His personality was becoming distinctive, as his limitations were. His grasp was restricted largely to this land he loved. He was not an intellectual. If he was an idealist, it was half-unconsciously. There was imagination in him, and sensitiveness and common sense. Ideas could claim him, and he felt close to humanity, which embraced all things. The community was important, the community of his family, of his fellows, of his people.

Boy in Khaki

He finished school at 17. Then he went full-time into the Palmach. All his boyhood experience was thrown into that melting-pot. It set the hallmark upon his character. Once he came on leave, an N.C.O. There was nothing warlike about him. He was a big kid in khaki, a little self-conscious about his soldiering. But the man was near maturing. There was a new firmness in the line of his chin. His movements were more precise.

There is a common belief according to which Palestinian Jewish youth are a generation of hard people, intensely self-centred, intolerant, arrogant, repelling all not set in its own mould. Glittering, it is true, but with the brightness of a polished surface, throwing back the light to which it refuses access.
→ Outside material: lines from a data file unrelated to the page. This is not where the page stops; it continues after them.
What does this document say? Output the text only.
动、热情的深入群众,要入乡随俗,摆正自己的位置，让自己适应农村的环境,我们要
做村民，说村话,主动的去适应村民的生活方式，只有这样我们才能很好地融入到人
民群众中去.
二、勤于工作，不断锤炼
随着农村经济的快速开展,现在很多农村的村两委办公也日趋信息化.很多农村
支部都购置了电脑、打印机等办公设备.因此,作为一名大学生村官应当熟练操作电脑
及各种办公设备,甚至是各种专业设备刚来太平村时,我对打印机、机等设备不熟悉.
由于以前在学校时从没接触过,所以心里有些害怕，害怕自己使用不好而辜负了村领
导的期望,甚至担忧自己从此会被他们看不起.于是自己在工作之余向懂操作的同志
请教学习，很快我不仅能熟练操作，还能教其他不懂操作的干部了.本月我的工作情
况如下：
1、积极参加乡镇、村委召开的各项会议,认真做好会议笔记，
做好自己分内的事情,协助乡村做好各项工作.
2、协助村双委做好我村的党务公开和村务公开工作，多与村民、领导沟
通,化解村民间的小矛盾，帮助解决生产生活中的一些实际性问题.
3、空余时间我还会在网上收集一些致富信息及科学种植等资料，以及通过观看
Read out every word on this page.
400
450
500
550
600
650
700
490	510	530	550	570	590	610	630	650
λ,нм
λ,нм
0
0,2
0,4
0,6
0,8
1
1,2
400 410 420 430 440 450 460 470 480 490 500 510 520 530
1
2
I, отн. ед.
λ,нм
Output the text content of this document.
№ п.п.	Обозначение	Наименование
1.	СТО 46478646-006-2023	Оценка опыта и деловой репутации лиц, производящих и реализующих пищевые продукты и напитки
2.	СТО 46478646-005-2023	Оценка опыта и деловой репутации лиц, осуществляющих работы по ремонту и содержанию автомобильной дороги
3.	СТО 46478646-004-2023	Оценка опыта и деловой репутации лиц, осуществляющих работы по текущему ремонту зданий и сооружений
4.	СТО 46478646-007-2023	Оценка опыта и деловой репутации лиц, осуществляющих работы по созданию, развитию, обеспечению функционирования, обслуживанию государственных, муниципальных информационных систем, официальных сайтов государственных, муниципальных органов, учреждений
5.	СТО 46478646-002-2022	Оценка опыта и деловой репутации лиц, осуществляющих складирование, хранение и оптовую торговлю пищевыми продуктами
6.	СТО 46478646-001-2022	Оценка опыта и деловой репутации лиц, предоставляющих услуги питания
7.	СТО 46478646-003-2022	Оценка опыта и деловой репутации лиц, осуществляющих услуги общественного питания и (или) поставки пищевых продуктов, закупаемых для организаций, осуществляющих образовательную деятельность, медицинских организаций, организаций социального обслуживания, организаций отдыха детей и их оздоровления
No doubt there are some who fit this picture of the Palestinian. For, beneath there is an essential sympathy and friendliness, and a deep humanity. This youth of Tanchik's is a self-contained community. It is rough-and-ready. It recognizes personality and individuality and dislikes snobbishness. The prig stands no chance: you must be human. It knows no classes. Ideas are more important than men.

If its horizon is limited, it is because it is Generation One to the new Homeland. When you beat out new paths, relearn ways untrodden for a couple of thousands years, start re-building traditions - you haven't much thought for remote horizons. And yet, precisely because of the spirit of its own ancient traditions, and the bitter history of its people at the hands of mankind, it is keyed to human progress. But it hates the turgid sentiment, in which some of its elders indulge.

Time to Fight

They knew that the time would come when they would have to fight for their liberty and the right of their people to live here as free men. So soldiering came to them as a matter of course. The Haganah, the Palmach, itself the product of this youth, also helped to mould it. In its ranks, every one of them is exposed to the stark gaze of the other. They regard one another by simple standards, with a searching eye and a stringent judgment. "Is it a stout fellow? Is he the man for the job?" If he is not, they can be pitiless.
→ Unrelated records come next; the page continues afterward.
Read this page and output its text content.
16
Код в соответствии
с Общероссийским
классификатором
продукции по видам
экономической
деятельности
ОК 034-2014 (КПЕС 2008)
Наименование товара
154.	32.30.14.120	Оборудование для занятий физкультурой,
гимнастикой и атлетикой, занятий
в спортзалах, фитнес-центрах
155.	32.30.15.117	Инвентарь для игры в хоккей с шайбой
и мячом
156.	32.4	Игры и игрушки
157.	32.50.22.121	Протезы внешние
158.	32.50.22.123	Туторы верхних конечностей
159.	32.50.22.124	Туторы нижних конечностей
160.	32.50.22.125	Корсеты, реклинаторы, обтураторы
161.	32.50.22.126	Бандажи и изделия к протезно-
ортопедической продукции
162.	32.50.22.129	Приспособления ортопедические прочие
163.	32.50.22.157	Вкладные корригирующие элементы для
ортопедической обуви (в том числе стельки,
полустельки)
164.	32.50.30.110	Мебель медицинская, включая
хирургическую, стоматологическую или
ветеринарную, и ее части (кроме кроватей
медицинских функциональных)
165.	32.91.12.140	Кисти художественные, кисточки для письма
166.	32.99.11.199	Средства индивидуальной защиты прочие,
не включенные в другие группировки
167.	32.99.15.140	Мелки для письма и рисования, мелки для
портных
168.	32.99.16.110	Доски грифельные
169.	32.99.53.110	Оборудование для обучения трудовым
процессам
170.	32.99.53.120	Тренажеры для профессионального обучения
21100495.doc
They judge a man by his worth among his fellows - to be a hevraman is a cardinal virtue. The spirit of the Haganah is above all the spirit of friendship and loyalty; friendship in a community of danger; friendship between officers and men.
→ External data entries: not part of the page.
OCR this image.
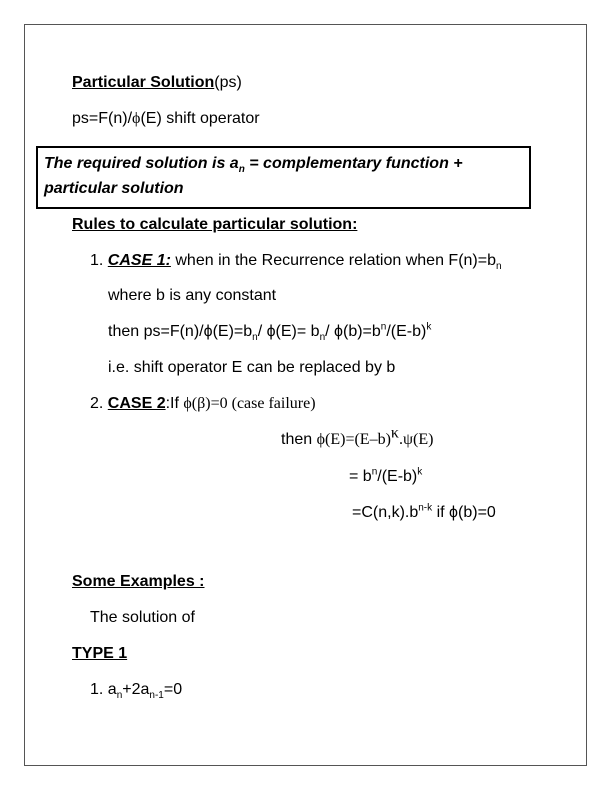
Particular Solution(ps)
ps=F(n)/ϕ(E) shift operator
The required solution is $a_n$ = complementary function +
particular solution
Rules to calculate particular solution:
1. CASE 1: when in the Recurrence relation when $F(n)=b_n$
where b is any constant
then $ps=F(n)/\phi(E)=b_n/$ $\phi(E)= b_n/$ $\phi(b)=b^n/(E-b)^k$
i.e. shift operator E can be replaced by b
2. CASE 2:If ϕ(β)=0 (case failure)
then $\phi(E)=(E-b)^\kappa.\psi(E)$
= $b^n/(E-b)^k$
$=C(n,k).b^{n-k}$ if ϕ(b)=0
Some Examples :
The solution of
TYPE 1
1. $a_n+2a_{n-1}=0$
The are doubly armoured. Bu the insurgent hope of a normal, vital youth that sees the uprising of a new world upon the shoulders of its generation; and by the immediate stakes: the fulfillment of an age-old striving for freedom - or the indefinite perpetuation of a bitter subjection.

He was ready for life. Just within reach of his long arms lay waiting for him. But somewhere in Galilee, in the soil he loved, he lies buried in his uniform.

Tanchik's part is ended. It was not unworthy of this youth to which he belongs and of the momentous hour to which he was born.